Des hommes armés ont enlevé vendredi à Beyrouth deux pilotes de la Turkish Airlines afin que leur pays contraigne les rebelles syriens à relâcher neuf chiites libanais qu'ils détiennent depuis mai 2012.

Peu après, la Turquie a appelé ses citoyens à quitter le Liban et à ceux comptant s'y rendre d'annuler leur voyage «sauf impératif vital».

Selon une source de sécurité, quatre hommes armés à bord de deux voitures ont participé à l'enlèvement des deux ressortissants turcs qui se trouvaient dans un bus se rendant de l'aéroport vers un hôtel en ville. Les sept autres passagers sont repartis vers Istanbul dans l'après-midi.

«Les hommes armés ont affirmé aux membres d'équipage que ce rapt était lié à la situation des otages libanais» en Syrie, a expliqué à l'AFP l'ambassadeur de Turquie à Beyrouth, Inan Ozyildiz.

D'après une source gouvernementale libanaise, alors qu'un accord prévoyait que tous les captifs libanais soient libérés ces jours-ci, pour la fête de l'Aïd el-Fitr, qui marque la fin du mois du ramadan, les ravisseurs sont revenus sur leurs engagements, ne comptant libérer que deux otages libanais contre 134 femmes relâchées par le régime de Damas. Les autorités syriennes avaient accepté de libérer ces prisonnières à la demande des Libanais.

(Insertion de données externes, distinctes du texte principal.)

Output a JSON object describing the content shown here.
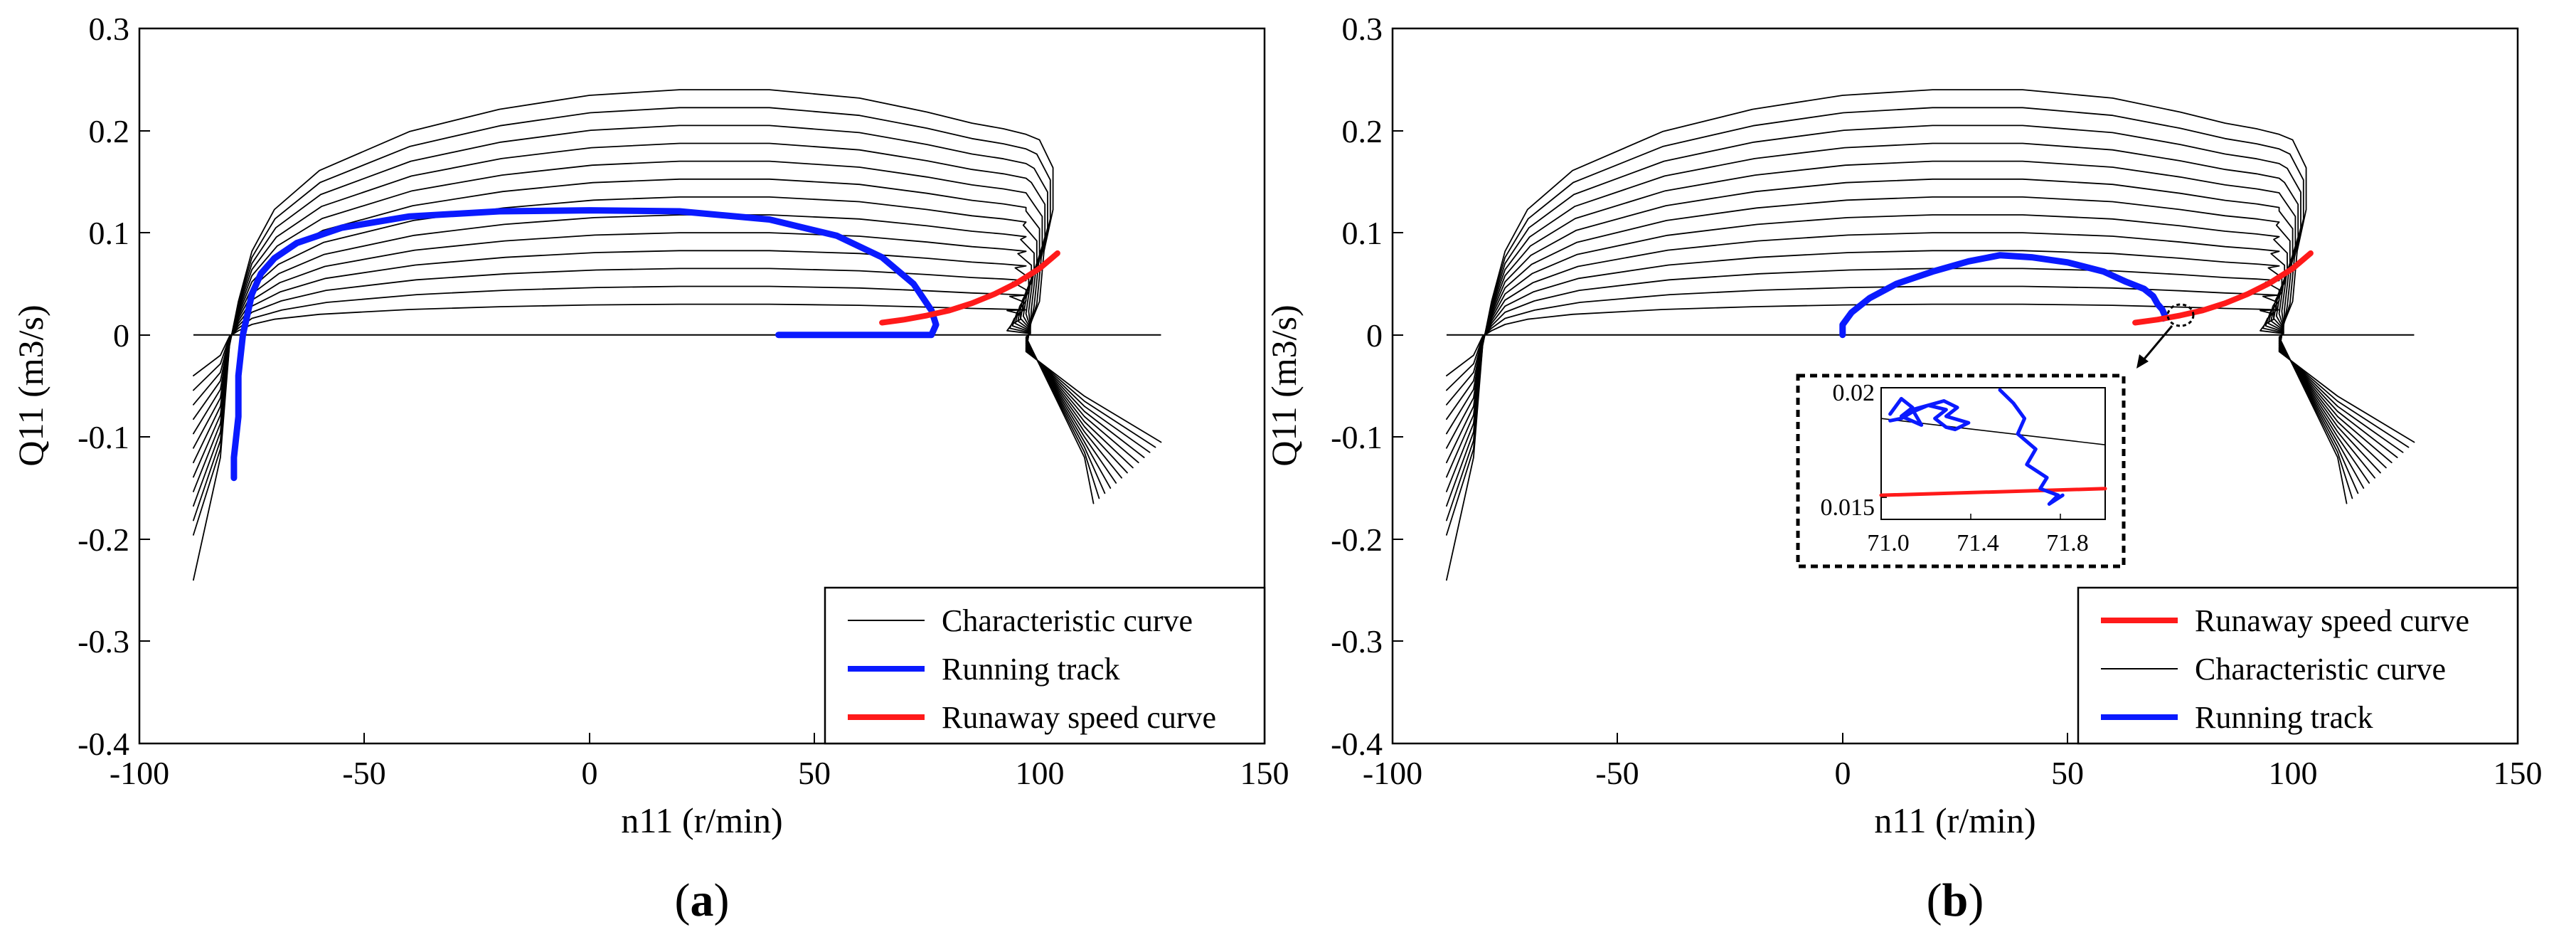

L'enlèvement des pilotes turcs a eu lieu dans une zone majoritairement chiite, contrôlée par les mouvements Amal et Hezbollah.

Le ministre libanais de l'Intérieur Marwane Charbel a annoncé à l'AFP qu'une enquête avait été ouverte et que le conducteur du bus était interrogé.

Le chef de la diplomatie turque Ahmet Davutoglu s'est entretenu au téléphone avec le premier ministre libanais Najib Mikati et le président du Parlement et chef du mouvement Amal Nabih Berri, a indiqué le ministère turc des Affaires étrangères.

Le ministère a souligné attendre du gouvernement libanais qu'il prenne «toutes les mesures pour la sécurité des citoyens (turcs) vivant au Liban».

«Lors de ma conversation avec M. Davutoglu, j'ai condamné cet acte et je lui ai dit que nous faisons tout notre possible pour identifier les ravisseurs et pour libérer» les pilotes, a déclaré de son côté M. Mikati à l'AFP.

«Je lui ai précisé que nous menons tous les contacts sécuritaires nécessaires, notamment après que les familles des otages (libanais, NDLR) ont démenti toute implication dans ce rapt», a-t-il ajouté.

Cependant, Hayat Aawali, l'épouse d'un des otages détenus en Syrie, a affirmé à la télévision: «Nous condamnons en principe les enlèvements, mais dans ce cas précis, nous le soutenons et nous félicitons ceux qui l'ont fait. Nous les remercions car (...) nous ne pouvions pas le faire nous-mêmes».

Dans un communiqué montré sur une chaîne libanaise, mais dont l'authenticité n'a pu être confirmée, un groupe inconnu jusqu'à présent, le «groupe des visiteurs de l'imam Ali al-Rida», a revendiqué le rapt.

Cet imam est le huitième vénéré par les chiites (766-818) et le seul à être enterré en Iran. C'est au retour d'une visite sur sa tombe que les pèlerins libanais chiites ont été enlevés à Azaz, dans le nord de la Syrie. Les femmes du groupe ainsi que deux hommes avaient ensuite été libérés.

L'enlèvement avait été revendiqué par un homme se présentant comme Abou Ibrahim et se disant membre de l'Armée syrienne libre (ASL, rebelles), mais l'ASL avait alors nié toute implication.

«Nous annonçons que le capitaine Murat Akpinar et son copilote Murat Agca sont nos invités jusqu'à la libération de nos frères, qui après avoir visité les lieux saints (chiites en Iran) ont été kidnappés à Azaz. La Turquie est directement responsable de la liberté» des otages libanais, a affirmé le groupe.

À la suite de ce rapt, des soldats libanais se sont déployés dans le secteur.

Les familles des personnes enlevées ont manifesté à plusieurs reprises devant les locaux de Turkish Airlines à Beyrouth, appelant Ankara à user de son influence auprès des rebelles qu'elle soutient face au régime de Damas pour obtenir la libération de leurs proches.

Selon leurs ravisseurs, les otages libanais sont des membres du Hezbollah, qui combat aux côtés des forces gouvernementales contre les rebelles syriens.

Le Liban subit les contrecoups de la guerre en Syrie avec des violences fréquentes à la frontière et une montée des tensions communautaires.